By 1950 the Cold War was warming up. The US and Britain on one side and the
USSR and China on the other were already sabre rattling over the two regimes
in Vietnam when the North Koreans invaded the South on 2nd June. The government
doubtless thought it was high time to increase UK strike power, there were plenty
of National Servicemen to draw upon, all they needed was training. As part of
the drive to increase available aircrew, No. 2 Air Signallers’ School
was brought into being to train National Service Air Signallers by means of
concentrated short courses. It needed a home and early in 1952 the Air Ministry
decided Halfpenny Green should be reopened at, so the locals believed, enormous
expense to the public purse. An advance party of one, Pilot Officer L.T. Adams,
arrived in March 1952 to take over from Constable Parry who was moved out of
his comfortable little room in the Station H.Q. block to eventually make way
for the Senior Secretarial Officer. Though that of course was not to happen
until a lot of the weeds had been banished, the wildlife routed out (apart from
a number of moles who decided to stay come what may) and the night-time visitors
had been severely discouraged. In no time at all the Ansons, this time Mk19,
were back.
Halfpenny Green’s second lease of life, under the command of Group Captain
M.K.D. Porter, did not last long, in spite of the injection of thousands of
tons of asphalt, a great deal of roofing material, completely re-surfaced runways,
enough paint to fill a lake and the installation of a brand new sewerage system.
But, as any ex-cadet signaller will tell you, it was fun while it lasted.
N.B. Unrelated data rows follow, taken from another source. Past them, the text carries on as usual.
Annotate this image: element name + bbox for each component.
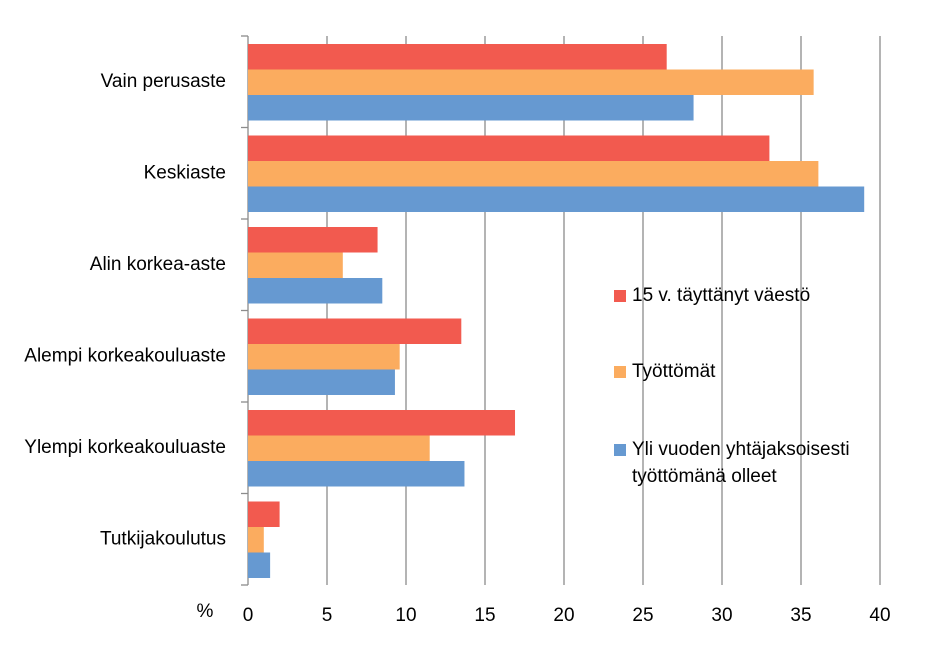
x-axis-label: % <box>197 601 214 622</box>
x-tick-label: 5 <box>322 605 333 626</box>
bar <box>248 527 264 553</box>
y-tick-label: Keskiaste <box>144 162 226 183</box>
bar <box>248 227 378 253</box>
bar <box>248 410 516 436</box>
x-tick-label: 15 <box>474 605 495 626</box>
y-tick-label: Alempi korkeakouluaste <box>24 345 226 366</box>
x-tick-label: 35 <box>790 605 811 626</box>
legend-label: Työttömät <box>632 361 716 382</box>
x-tick-label: 40 <box>869 605 890 626</box>
bar <box>248 95 694 121</box>
y-tick-label: Ylempi korkeakouluaste <box>24 437 226 458</box>
y-tick-label: Alin korkea-aste <box>90 254 226 275</box>
bar <box>248 135 770 161</box>
bar <box>248 186 865 212</box>
bar <box>248 501 280 527</box>
bar <box>248 369 395 395</box>
y-tick-label: Vain perusaste <box>101 71 226 92</box>
bar <box>248 435 430 461</box>
x-tick-label: 20 <box>553 605 574 626</box>
x-tick-label: 30 <box>711 605 732 626</box>
legend-swatch <box>614 290 626 302</box>
legend-label: 15 v. täyttänyt väestö <box>632 285 811 306</box>
bar <box>248 552 271 578</box>
bar <box>248 461 465 487</box>
bar <box>248 344 400 370</box>
x-tick-label: 25 <box>632 605 653 626</box>
x-tick-label: 0 <box>243 605 254 626</box>
x-tick-label: 10 <box>395 605 416 626</box>
legend-swatch <box>614 444 626 456</box>
bar <box>248 318 462 344</box>
bar <box>248 44 667 70</box>
bar <box>248 69 814 95</box>
bar <box>248 161 819 187</box>
legend-swatch <box>614 366 626 378</box>
bar <box>248 278 383 304</box>
legend-label: Yli vuoden yhtäjaksoisesti työttömänä ol… <box>632 439 850 487</box>
y-tick-label: Tutkijakoulutus <box>100 528 226 549</box>
bar <box>248 252 343 278</box>
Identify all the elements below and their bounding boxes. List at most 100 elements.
In the short span of its nineteen fifties lease of life, just eighteen months,
a flourishing football club and a fairly successful Rugby club came into existence,
a dramatic society was organised, and a quarterly magazine ran to a couple of
editions. But by September 1953 it was all over and Halfpenny Green was once
more deserted. But not for long. From Blackhill Plantation to the far meadows
of Saltershall farm the word quietly went round and the bunnies began to gather.
Within weeks they were once more in possession.
In 1961 Halfpenny Green Flying Club took over the field and hangers and by mid 1963 the domestic lines west of the airfield road had been sold for agricultural use. Most of the domestic buildings were demolished almost immediately. In 1964 commerce moved in when Enser Hall Ltd of Wolverhampton took over one of the hangers as an industrial storage unit, stacking it from floor to ceiling with large wooden crates of electrical goods and heat-proof glass, all very quiet and a very far cry from the roar of Armstrong Siddeley Cheetahs.
In 1967 the planning of a permanent airfield on the Halfpenny Green site was given official approval. There was an extended role outlined in a government White Paper in 2003 and the following year, under its new title ‘ Wolverhampton Airport’, Halfpenny Green took off into the twenty-first century as part of the City Hopper Airports Group.